Ferreira e Cardoso (1994) agrupam o início dos estudos dialetais
no Brasil em
três fases, considerando, para isso, as três principais
tendências de estudos
preponderantes na época.
A primeira fase, que se estende de 1826 a 1920, consistiu
basicamente na
realização de estudos do léxico do português do Brasil, com a
produção de um grande
volume de trabalhos de caráter lexicográfico, como dicionários e
estudos sobre o léxico
regional, com o intento de levantar características linguísticas
específicas de diferentes
áreas brasileiras através das manifestações lexicais utilizadas
pelos informantes.
A segunda fase, que se estende de 1920 a 1952, assinala os
primeiros passos
para o desenvolvimento da geografia linguística no Brasil e tem
início com a publicação
de O dialeto caipira de Amadeu Amaral.

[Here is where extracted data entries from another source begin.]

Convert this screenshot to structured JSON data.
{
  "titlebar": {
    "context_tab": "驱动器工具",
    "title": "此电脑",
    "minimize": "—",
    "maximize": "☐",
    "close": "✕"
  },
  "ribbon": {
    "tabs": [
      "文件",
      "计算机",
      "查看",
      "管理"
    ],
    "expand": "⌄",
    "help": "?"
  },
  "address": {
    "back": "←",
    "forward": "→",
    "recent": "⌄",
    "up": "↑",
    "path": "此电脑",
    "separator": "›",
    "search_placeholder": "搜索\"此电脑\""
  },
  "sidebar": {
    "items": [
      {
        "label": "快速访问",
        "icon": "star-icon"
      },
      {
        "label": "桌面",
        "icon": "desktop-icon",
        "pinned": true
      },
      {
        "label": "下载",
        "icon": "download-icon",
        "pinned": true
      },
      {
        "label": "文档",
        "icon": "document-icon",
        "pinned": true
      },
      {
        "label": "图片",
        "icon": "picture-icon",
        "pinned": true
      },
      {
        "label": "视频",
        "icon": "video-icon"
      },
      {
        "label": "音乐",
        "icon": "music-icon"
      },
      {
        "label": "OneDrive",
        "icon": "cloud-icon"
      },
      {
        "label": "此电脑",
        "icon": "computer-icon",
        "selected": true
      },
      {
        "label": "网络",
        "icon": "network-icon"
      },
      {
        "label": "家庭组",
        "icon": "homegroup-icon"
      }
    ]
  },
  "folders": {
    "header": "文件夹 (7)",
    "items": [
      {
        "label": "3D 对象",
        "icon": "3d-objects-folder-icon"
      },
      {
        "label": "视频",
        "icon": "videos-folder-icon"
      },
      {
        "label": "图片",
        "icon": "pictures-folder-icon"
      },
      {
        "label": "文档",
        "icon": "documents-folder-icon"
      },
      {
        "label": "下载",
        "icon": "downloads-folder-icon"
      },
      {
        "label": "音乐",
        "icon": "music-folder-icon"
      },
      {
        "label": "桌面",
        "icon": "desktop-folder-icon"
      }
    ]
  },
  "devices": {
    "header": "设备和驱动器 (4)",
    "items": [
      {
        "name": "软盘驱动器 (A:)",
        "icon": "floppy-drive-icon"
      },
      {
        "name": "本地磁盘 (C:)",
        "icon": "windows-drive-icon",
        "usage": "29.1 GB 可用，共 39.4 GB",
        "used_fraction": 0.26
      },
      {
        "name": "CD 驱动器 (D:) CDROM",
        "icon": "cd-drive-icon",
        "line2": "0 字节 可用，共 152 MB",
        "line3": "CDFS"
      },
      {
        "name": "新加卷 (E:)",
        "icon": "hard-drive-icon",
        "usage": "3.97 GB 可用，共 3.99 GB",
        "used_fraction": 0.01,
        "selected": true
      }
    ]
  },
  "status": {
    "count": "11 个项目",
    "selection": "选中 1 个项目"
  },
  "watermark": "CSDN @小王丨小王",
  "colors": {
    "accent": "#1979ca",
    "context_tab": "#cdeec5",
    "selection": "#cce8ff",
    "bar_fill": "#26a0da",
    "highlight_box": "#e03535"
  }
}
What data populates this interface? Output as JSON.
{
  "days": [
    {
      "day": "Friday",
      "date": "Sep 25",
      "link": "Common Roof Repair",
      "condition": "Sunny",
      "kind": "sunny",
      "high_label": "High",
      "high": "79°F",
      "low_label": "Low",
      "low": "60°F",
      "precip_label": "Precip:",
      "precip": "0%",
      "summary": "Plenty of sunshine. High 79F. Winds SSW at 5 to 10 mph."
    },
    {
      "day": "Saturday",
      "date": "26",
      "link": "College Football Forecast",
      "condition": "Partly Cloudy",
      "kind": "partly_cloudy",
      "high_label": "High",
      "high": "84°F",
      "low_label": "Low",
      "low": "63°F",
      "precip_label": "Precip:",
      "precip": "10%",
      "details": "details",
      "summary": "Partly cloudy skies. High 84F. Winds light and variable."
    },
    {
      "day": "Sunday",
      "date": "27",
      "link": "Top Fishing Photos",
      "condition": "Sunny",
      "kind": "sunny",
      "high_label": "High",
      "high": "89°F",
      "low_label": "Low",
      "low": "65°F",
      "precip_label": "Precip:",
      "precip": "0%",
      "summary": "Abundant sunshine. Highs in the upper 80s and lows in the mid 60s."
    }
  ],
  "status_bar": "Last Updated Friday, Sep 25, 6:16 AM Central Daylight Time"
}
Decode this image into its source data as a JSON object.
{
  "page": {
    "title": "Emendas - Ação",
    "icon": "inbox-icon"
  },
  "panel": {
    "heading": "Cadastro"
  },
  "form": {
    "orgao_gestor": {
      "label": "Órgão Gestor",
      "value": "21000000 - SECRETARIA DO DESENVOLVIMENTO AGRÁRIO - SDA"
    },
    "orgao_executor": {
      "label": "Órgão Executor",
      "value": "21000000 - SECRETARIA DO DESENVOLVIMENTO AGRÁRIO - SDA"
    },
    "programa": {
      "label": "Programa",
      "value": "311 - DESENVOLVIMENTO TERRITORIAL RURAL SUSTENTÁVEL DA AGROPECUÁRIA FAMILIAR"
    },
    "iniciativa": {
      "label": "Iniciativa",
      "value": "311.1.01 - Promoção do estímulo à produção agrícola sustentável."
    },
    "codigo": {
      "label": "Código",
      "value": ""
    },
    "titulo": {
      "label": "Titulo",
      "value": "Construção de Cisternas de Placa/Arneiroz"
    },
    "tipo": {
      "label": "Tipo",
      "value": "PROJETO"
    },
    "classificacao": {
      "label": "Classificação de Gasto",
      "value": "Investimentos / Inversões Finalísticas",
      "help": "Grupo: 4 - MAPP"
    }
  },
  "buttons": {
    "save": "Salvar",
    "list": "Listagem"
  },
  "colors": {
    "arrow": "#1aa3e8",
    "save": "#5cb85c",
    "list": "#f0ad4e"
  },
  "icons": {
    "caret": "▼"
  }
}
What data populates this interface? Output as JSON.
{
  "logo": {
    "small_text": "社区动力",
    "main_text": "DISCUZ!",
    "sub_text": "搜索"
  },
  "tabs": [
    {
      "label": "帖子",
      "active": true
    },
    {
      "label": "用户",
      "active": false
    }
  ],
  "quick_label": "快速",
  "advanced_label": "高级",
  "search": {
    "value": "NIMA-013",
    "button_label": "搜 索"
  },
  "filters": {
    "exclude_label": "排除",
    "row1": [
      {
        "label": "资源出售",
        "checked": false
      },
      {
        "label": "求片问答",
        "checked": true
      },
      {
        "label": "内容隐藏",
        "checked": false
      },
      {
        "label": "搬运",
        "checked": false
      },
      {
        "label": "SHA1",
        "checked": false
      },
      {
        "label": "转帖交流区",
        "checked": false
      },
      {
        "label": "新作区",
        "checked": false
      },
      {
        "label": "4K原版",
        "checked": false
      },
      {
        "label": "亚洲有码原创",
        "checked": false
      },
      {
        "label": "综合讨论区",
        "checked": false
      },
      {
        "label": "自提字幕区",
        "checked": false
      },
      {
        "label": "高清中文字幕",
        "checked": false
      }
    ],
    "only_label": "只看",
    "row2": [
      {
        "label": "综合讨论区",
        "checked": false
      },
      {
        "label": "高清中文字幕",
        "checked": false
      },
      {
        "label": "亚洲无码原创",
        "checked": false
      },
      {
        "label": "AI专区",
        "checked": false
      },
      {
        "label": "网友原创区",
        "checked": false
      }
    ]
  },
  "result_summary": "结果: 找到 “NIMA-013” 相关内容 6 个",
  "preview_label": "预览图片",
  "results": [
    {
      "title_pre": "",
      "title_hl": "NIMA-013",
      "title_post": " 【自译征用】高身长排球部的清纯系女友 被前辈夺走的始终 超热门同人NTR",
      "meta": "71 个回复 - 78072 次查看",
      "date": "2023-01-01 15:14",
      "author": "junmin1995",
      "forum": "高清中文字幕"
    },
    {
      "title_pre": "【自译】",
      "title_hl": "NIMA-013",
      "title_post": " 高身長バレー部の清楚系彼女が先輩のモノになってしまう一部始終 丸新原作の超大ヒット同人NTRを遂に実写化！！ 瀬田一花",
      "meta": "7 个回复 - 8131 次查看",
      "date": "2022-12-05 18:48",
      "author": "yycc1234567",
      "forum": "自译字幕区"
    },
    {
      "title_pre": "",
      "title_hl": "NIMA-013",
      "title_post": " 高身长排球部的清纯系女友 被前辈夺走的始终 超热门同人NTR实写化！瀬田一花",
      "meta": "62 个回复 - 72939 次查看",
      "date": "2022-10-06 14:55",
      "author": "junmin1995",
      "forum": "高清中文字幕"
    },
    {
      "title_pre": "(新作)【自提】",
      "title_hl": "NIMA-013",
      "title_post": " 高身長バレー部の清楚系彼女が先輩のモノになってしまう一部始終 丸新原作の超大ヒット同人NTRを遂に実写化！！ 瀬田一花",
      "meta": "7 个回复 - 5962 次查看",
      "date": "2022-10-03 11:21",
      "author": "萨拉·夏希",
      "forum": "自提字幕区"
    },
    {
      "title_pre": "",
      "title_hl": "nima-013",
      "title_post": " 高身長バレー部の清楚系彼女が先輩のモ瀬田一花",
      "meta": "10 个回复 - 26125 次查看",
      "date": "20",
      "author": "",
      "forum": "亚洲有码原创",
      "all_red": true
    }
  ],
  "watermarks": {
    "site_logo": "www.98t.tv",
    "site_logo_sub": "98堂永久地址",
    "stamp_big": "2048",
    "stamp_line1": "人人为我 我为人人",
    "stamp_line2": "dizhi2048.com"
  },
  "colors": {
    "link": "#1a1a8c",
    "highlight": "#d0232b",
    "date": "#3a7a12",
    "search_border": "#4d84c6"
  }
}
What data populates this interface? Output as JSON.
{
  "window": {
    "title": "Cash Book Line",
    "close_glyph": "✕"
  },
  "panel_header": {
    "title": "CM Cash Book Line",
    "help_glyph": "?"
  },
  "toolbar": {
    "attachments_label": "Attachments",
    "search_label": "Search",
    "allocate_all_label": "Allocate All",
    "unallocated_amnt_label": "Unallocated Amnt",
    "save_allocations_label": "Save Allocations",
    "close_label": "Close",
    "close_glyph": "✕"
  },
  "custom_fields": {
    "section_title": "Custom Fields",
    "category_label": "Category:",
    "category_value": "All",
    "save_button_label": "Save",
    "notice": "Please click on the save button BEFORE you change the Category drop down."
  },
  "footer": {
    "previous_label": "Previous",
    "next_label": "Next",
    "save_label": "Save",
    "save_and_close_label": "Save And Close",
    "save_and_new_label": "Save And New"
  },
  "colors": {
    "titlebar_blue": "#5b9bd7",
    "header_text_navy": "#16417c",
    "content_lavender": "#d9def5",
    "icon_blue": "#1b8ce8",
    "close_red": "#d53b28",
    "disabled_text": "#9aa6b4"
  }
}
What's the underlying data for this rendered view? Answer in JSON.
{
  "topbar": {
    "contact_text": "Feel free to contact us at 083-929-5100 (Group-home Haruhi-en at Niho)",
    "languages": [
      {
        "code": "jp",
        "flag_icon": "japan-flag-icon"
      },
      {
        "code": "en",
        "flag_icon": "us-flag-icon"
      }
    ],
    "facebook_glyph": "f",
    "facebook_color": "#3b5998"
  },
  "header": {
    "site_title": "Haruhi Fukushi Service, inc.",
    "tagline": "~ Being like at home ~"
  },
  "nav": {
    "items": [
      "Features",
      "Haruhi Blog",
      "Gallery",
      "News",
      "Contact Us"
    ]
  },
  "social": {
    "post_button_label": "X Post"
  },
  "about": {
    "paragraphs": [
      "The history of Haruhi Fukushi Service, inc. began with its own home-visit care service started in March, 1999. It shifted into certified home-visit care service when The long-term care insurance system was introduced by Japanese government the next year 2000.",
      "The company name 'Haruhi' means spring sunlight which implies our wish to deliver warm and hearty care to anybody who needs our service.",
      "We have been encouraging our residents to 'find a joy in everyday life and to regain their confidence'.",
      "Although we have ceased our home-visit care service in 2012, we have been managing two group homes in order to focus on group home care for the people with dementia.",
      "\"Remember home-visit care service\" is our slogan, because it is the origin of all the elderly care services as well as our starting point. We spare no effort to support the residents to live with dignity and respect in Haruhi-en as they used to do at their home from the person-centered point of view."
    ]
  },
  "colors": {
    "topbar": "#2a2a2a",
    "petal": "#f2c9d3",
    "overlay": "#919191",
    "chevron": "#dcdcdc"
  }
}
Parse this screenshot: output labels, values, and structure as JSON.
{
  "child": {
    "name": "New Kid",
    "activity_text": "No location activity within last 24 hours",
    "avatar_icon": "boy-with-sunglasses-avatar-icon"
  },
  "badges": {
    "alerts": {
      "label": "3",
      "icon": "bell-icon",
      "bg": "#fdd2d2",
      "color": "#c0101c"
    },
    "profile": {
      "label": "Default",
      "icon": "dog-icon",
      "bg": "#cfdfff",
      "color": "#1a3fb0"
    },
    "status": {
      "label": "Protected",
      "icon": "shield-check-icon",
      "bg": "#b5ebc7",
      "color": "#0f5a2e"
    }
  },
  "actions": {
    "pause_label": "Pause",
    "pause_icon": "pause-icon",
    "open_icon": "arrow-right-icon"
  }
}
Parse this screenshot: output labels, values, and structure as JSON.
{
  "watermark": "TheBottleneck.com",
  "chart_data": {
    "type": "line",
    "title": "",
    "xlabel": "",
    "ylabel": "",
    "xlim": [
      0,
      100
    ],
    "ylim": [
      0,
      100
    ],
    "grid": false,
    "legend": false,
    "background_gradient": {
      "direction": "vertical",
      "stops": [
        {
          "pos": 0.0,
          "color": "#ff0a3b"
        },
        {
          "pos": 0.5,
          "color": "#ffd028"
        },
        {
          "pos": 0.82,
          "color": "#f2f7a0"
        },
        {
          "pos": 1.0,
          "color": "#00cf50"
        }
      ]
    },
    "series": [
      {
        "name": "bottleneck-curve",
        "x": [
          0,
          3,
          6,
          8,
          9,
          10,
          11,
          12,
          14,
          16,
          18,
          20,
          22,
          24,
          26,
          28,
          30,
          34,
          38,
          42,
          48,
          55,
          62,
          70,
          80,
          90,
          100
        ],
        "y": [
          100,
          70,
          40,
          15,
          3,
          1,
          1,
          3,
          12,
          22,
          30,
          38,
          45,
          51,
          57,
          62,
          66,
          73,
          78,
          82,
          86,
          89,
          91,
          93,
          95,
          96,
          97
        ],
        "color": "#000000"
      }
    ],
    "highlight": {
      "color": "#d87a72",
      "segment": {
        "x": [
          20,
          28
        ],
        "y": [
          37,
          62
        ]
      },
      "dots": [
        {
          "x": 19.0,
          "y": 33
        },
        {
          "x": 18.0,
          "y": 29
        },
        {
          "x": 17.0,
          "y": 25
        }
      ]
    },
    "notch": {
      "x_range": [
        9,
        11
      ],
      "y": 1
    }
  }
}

Em 1922, Antenor
Nascentes publica O
linguajar carioca, buscando situar o falar carioca no quadro
daquilo que se entendia
como o falar brasileiro e apresenta uma divisão dos falares
brasileiros em dois grandes
grupos: os falares do norte e os falares do sul. Ainda nesse
período, Mário Marroquim
publica A língua do Nordeste, em 1934, com o propósito de
descrever aspectos da
diversidade linguística em Alagoas e Pernambuco.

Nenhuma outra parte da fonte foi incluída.